Qualified Immunity Should Meet Unqualified End

By 
Richard Shugrue
Creighton Law Professor, Ret.

One judge-made rule which is cruel and cold-hearted and should have a stake driven through it is “qualified immunity.”

It stands in the way of justice and a remedy for the poor and oppressed who are victims of police arrogance by slamming the gates of the courts of redress.

When Congress enacted the Civil Rights Act and created Section 1983, our lawmakers contemplated that people deprived of their right under color of law could go to court and get a remedy.  No “qualified immunity” was written into the law and none was contemplated.  Even Justice Clarence Thomas, an originalist-textualist if there ever was one, states that the doctrine has no historical basis.

Richard Wolf, writing in USA Today, quotes the jurist from a 2017 case, charging that the “court routinely substitutes our own policy preferences for the mandates of Congress.”

The rule says that government officials may not be sued for violation of constitutional rights unless they are done under clearly established precedent.

A chief architect and promulgator of this barrier to a civil rights remedy was none other than the late Antonin Scalia, in the case of Anderson v. Creighton, 483 U.S. 635 (1987).  Here he wholly buys into Harlow v. Fitzgerald, 457 U.S. 800 (1982), when he had a clear opportunity to remedy a calamitous error.

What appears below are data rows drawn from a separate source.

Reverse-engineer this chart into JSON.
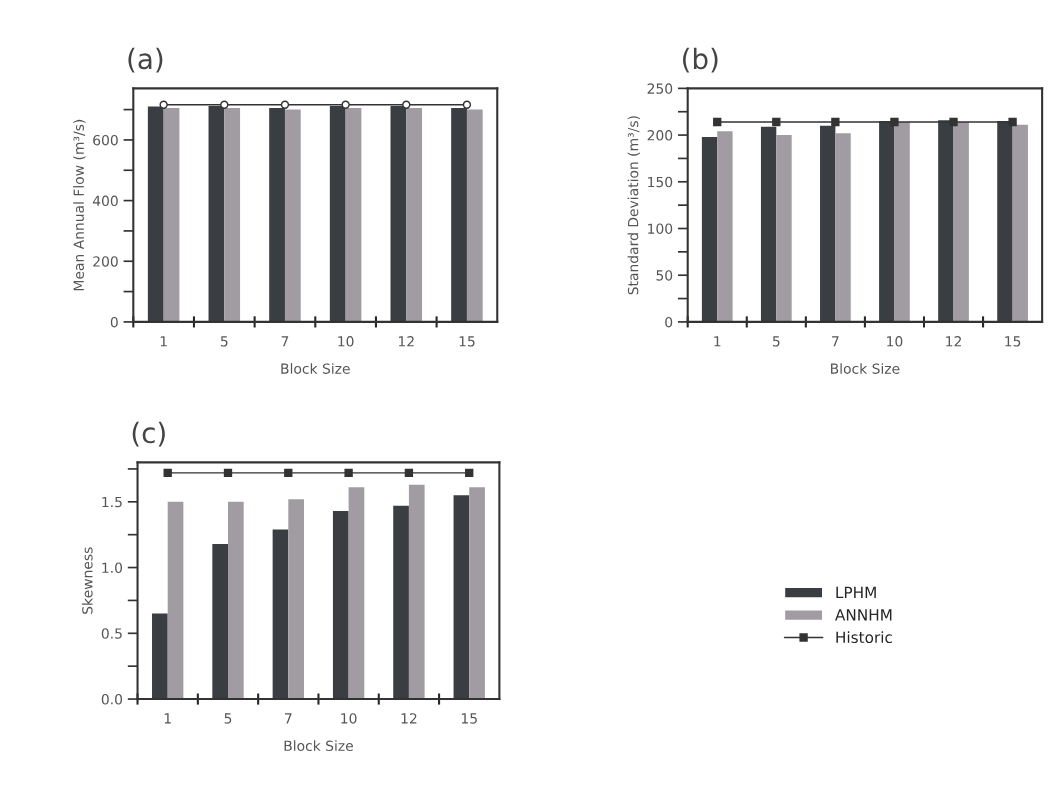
{
  "chart_data": [
    {
      "type": "bar",
      "title": "(a)",
      "xlabel": "Block Size",
      "ylabel": "Mean Annual Flow (m³/s)",
      "categories": [
        "1",
        "5",
        "7",
        "10",
        "12",
        "15"
      ],
      "series": [
        {
          "color": "#3a3d42",
          "values": [
            710,
            712,
            705,
            712,
            712,
            705
          ]
        },
        {
          "color": "#a09ca2",
          "values": [
            705,
            705,
            700,
            705,
            705,
            700
          ]
        },
        {
          "type": "line",
          "color": "#333333",
          "marker": "circle",
          "values": [
            716,
            716,
            716,
            716,
            716,
            716
          ]
        }
      ],
      "ylim": [
        0,
        770
      ],
      "yticks": [
        0,
        {
          "value": 100,
          "label": null
        },
        200,
        {
          "value": 300,
          "label": null
        },
        400,
        {
          "value": 500,
          "label": null
        },
        600,
        {
          "value": 700,
          "label": null
        }
      ],
      "grid": false,
      "legend": false
    },
    {
      "type": "bar",
      "title": "(b)",
      "xlabel": "Block Size",
      "ylabel": "Standard Deviation (m³/s)",
      "categories": [
        "1",
        "5",
        "7",
        "10",
        "12",
        "15"
      ],
      "series": [
        {
          "color": "#3a3d42",
          "values": [
            198,
            209,
            210,
            215,
            216,
            215
          ]
        },
        {
          "color": "#a09ca2",
          "values": [
            204,
            200,
            202,
            214,
            214,
            211
          ]
        },
        {
          "type": "line",
          "color": "#333333",
          "marker": "square",
          "values": [
            214,
            214,
            214,
            214,
            214,
            214
          ]
        }
      ],
      "ylim": [
        0,
        250
      ],
      "yticks": [
        0,
        {
          "value": 25,
          "label": null
        },
        50,
        {
          "value": 75,
          "label": null
        },
        100,
        {
          "value": 125,
          "label": null
        },
        150,
        {
          "value": 175,
          "label": null
        },
        200,
        {
          "value": 225,
          "label": null
        },
        250
      ],
      "grid": false,
      "legend": false
    },
    {
      "type": "bar",
      "title": "(c)",
      "xlabel": "Block Size",
      "ylabel": "Skewness",
      "categories": [
        "1",
        "5",
        "7",
        "10",
        "12",
        "15"
      ],
      "series": [
        {
          "name": "LPHM",
          "color": "#3a3d42",
          "values": [
            0.65,
            1.18,
            1.29,
            1.43,
            1.47,
            1.55
          ]
        },
        {
          "name": "ANNHM",
          "color": "#a09ca2",
          "values": [
            1.5,
            1.5,
            1.52,
            1.61,
            1.63,
            1.61
          ]
        },
        {
          "name": "Historic",
          "type": "line",
          "color": "#333333",
          "marker": "square",
          "values": [
            1.72,
            1.72,
            1.72,
            1.72,
            1.72,
            1.72
          ]
        }
      ],
      "ylim": [
        0,
        1.8
      ],
      "yticks": [
        {
          "value": 0,
          "label": "0.0"
        },
        {
          "value": 0.25,
          "label": null
        },
        0.5,
        {
          "value": 0.75,
          "label": null
        },
        {
          "value": 1,
          "label": "1.0"
        },
        {
          "value": 1.25,
          "label": null
        },
        1.5,
        {
          "value": 1.75,
          "label": null
        }
      ],
      "grid": false,
      "legend": "right"
    }
  ]
}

If you want to see a careful and thorough article examining the erroneous claim that the doctrine serves the end of judicial economy (a favorite justification by Scalia for judge-made rules limiting access to the courts), see Joanna Schwartz’s “How Qualified Immunity Fails,” 127 Yale L.J. 2 (2017).

The Supreme Court declined to hear Kelsay v. Ernst, 18-682, a case from the Nebraska federal district court that is an especially egregious example of police misconduct, without offering an explanation (along with two other cases), leaving still other cases for resolution at last week’s conference.

By the time you read this –as I’m writing at 7 a.m. Tuesday – the orders from the Friday conference should be down and we shall see whether the court will take the next step to right a gnawing wrong.